The Time Traveler’s Wife: a ‘problematic’ adaptation of the hit novel
Book was made into a 2009 film – and now Apple TV+ has had a go
Audrey Niffenegger’s debut novel, The Time Traveler’s Wife, has sold so many copies since its publication in 2003 that “most people know the basics” of the plot already, said Lucy Mangan in The Guardian. In case you don’t, it revolves around a librarian called Henry, who has a rare genetic disorder that causes him to travel through time, landing him “dazed and naked wherever the cosmos takes him”.
Over the course of these “unchronological journeys”, he meets his soulmate, Clare, but they are regularly wrenched from each other’s arms “to reunite weeks, months or years later in more or less romantic scenarios”. The book was made into a 2009 film, and now Apple TV+ has had a go, with some success.

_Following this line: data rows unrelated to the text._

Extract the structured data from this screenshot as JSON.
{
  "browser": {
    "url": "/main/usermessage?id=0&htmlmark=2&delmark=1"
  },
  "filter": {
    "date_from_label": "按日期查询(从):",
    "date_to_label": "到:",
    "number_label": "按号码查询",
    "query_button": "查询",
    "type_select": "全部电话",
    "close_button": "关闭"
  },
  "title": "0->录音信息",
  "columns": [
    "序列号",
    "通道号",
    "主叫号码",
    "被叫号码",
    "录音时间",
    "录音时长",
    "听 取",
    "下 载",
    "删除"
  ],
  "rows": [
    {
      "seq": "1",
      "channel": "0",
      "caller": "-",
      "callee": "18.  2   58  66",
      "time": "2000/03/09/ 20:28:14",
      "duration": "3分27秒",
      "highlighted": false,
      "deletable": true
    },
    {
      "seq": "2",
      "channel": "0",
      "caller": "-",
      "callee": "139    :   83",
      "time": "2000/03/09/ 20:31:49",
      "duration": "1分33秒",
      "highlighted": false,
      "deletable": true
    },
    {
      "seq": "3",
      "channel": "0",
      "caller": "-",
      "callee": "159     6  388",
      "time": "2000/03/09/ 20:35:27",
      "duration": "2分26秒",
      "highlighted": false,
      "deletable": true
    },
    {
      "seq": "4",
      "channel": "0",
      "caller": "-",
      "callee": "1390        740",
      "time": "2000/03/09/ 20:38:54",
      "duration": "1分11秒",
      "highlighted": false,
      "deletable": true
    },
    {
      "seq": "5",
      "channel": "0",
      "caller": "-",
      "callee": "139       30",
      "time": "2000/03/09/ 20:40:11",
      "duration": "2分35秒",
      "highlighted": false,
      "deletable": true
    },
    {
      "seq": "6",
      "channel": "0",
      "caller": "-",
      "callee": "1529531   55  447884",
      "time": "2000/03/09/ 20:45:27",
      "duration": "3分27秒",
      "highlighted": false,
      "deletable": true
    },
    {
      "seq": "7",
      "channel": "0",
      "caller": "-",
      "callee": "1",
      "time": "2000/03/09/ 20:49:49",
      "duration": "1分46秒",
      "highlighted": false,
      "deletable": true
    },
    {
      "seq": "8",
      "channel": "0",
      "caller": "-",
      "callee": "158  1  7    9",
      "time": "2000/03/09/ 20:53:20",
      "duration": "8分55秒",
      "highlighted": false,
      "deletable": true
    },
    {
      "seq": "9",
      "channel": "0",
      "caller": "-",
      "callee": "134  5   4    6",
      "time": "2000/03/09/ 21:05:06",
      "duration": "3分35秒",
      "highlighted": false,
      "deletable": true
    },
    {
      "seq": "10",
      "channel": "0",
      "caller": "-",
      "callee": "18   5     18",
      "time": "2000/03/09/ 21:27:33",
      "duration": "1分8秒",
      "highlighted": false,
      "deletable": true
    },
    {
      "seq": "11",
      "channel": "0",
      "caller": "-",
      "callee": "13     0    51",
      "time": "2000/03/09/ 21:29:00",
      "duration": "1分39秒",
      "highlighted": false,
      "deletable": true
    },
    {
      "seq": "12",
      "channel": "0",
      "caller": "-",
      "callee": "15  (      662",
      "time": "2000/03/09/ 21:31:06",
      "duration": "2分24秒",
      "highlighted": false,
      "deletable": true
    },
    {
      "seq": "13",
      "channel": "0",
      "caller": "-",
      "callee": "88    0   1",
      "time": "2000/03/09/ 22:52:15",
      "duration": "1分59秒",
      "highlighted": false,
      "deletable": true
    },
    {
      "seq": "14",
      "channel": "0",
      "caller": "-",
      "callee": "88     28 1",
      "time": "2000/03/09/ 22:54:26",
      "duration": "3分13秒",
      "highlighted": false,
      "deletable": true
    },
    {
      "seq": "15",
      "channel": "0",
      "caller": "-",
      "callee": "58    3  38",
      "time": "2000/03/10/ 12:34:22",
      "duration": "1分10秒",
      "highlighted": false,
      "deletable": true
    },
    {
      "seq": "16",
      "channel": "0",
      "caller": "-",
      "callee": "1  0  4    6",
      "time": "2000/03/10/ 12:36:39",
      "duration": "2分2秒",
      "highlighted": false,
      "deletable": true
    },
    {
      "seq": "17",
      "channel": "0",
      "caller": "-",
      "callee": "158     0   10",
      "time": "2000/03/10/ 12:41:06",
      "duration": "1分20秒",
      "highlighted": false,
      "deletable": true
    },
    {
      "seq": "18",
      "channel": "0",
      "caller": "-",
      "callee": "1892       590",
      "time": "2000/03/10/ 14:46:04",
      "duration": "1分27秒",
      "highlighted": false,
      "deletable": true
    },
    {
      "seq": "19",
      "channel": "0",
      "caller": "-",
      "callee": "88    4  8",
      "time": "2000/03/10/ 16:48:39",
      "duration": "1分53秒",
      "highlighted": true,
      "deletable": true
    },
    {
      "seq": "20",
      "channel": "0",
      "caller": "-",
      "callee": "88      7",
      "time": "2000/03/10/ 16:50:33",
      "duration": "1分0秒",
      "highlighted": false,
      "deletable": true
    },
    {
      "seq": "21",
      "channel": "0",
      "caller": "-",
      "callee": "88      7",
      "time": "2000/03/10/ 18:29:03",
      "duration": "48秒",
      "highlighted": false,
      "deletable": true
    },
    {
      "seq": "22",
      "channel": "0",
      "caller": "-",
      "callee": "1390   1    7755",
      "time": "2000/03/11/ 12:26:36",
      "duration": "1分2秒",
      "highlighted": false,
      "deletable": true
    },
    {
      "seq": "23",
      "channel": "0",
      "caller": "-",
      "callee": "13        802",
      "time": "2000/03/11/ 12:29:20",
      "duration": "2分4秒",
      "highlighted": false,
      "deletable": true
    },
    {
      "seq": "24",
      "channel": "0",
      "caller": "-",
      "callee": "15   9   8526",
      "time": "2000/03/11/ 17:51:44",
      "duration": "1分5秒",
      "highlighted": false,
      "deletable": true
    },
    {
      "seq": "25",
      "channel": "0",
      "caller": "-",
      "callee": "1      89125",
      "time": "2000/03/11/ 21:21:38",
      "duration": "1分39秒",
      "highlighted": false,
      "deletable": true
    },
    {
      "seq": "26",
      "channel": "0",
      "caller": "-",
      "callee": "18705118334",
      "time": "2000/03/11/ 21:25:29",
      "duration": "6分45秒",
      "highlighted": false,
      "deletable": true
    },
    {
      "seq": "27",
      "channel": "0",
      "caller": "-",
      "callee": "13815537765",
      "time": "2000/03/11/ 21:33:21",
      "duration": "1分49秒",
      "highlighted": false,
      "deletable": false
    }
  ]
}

Rose Leslie brings “spark” to the title role, and director Steven Moffat (of Doctor Who fame) ensures that Henry’s comings and goings “create a choppy energy rather than chaos”. But even Moffat can’t make up for the “slightly depressing” fact that the story is built around Clare’s passivity: she’s always waiting for her man to come back to her.
I found the series dated and sluggish, said Barbara Ellen in The Observer. It’s frankly “concening” seeing Henry as a naked older man visiting child-aged Clare, lurking in the bushes and insisting it’s their “secret”.
It is “problematic”, said Hugo Rifkind in The Times, and you start to wonder why “local law enforcement” has never taken an interest in this naked man; but ”it works”, thanks to strong performances and a plot that throbs with “pleasing allegorical heartache”.